[Footnote 12: Fragments of College and Pastoral Life, pp. 38-40.]
These words contain the true explanation of Cairns’s life. There was in it the “aliquid inconcussum”—the “unshaken somewhat”—which made him independent of other arguments, and which kept him untouched by all the intellectual attacks on Christianity. Other people who had not this inward testimony, or who, having it, could not regard it as unshaken by the assaults of infidelity, he could argue with and seek to meet them on their own intellectual ground; but for himself, any victories gained here were superfluous, any defects left him unmoved. Was it always so with him?

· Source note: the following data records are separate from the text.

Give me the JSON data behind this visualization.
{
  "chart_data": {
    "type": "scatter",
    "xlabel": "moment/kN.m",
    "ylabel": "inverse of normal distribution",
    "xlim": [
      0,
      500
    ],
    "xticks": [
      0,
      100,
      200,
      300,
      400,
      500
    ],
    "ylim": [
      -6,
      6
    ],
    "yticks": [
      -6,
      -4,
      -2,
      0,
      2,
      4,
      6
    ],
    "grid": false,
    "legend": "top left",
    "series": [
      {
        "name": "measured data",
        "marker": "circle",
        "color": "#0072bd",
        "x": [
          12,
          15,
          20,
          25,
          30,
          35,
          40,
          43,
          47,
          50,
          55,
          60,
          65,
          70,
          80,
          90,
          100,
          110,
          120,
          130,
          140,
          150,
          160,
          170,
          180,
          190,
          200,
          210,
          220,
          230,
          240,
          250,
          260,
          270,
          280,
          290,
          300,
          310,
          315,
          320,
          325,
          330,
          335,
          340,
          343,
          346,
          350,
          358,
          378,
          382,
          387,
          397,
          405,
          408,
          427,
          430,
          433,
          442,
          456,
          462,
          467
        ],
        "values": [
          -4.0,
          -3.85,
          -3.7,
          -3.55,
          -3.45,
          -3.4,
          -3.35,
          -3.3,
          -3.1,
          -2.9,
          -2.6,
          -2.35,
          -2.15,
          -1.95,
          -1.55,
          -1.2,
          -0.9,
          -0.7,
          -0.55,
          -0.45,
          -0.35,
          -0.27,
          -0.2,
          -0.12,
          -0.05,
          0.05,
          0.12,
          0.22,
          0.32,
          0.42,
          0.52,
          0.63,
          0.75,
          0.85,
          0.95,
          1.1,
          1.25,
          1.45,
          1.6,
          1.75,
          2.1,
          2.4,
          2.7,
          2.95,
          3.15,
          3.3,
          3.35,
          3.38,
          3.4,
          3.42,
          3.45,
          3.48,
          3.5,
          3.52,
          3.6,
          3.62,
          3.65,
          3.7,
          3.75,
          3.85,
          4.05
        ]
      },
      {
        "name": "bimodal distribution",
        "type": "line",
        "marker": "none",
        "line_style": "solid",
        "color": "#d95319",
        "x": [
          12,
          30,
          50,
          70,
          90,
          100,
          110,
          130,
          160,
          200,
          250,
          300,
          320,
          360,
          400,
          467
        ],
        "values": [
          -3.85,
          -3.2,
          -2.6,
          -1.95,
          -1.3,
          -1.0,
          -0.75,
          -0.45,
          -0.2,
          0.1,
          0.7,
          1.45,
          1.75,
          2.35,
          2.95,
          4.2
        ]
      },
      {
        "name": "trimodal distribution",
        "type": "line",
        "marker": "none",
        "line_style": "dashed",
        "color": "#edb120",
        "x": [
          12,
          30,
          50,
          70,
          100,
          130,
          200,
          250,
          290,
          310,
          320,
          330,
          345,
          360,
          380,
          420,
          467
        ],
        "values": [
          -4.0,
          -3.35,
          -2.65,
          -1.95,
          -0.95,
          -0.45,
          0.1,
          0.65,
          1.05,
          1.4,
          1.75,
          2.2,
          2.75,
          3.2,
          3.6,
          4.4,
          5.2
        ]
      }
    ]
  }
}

Or was there ever a time when he was carried off his feet and had to struggle for dear life for his Christian faith amid the dark waters of doubt?
There are indications that on at least one occasion he subjected his beliefs to a careful scrutiny, and, referring to this later, he spoke of himself as one who, in the words of the Roman poet, had been “much tossed about on land and on the deep ere he could build a city.” This, coming from one who was habitually reticent about his religious experiences, may be held as proving that there was no want of rigour in the process, no withholding of any part of the structure from the strain. But that that structure ever gave way, that it ever came tumbling down in ruins about him so that it had to be built again on new foundations, there is no evidence to show. The “aliquid inconcussum” appears to have remained with him all through the experience. This seems clear from a passage in a letter written in 1848 to his brother David, then a student in Sir William Hamilton’s class, in which he says; “I never found my religious susceptibilities injured by metaphysical speculations. Whether this was a singular felicity I do not know, but I have heard others complain."[13]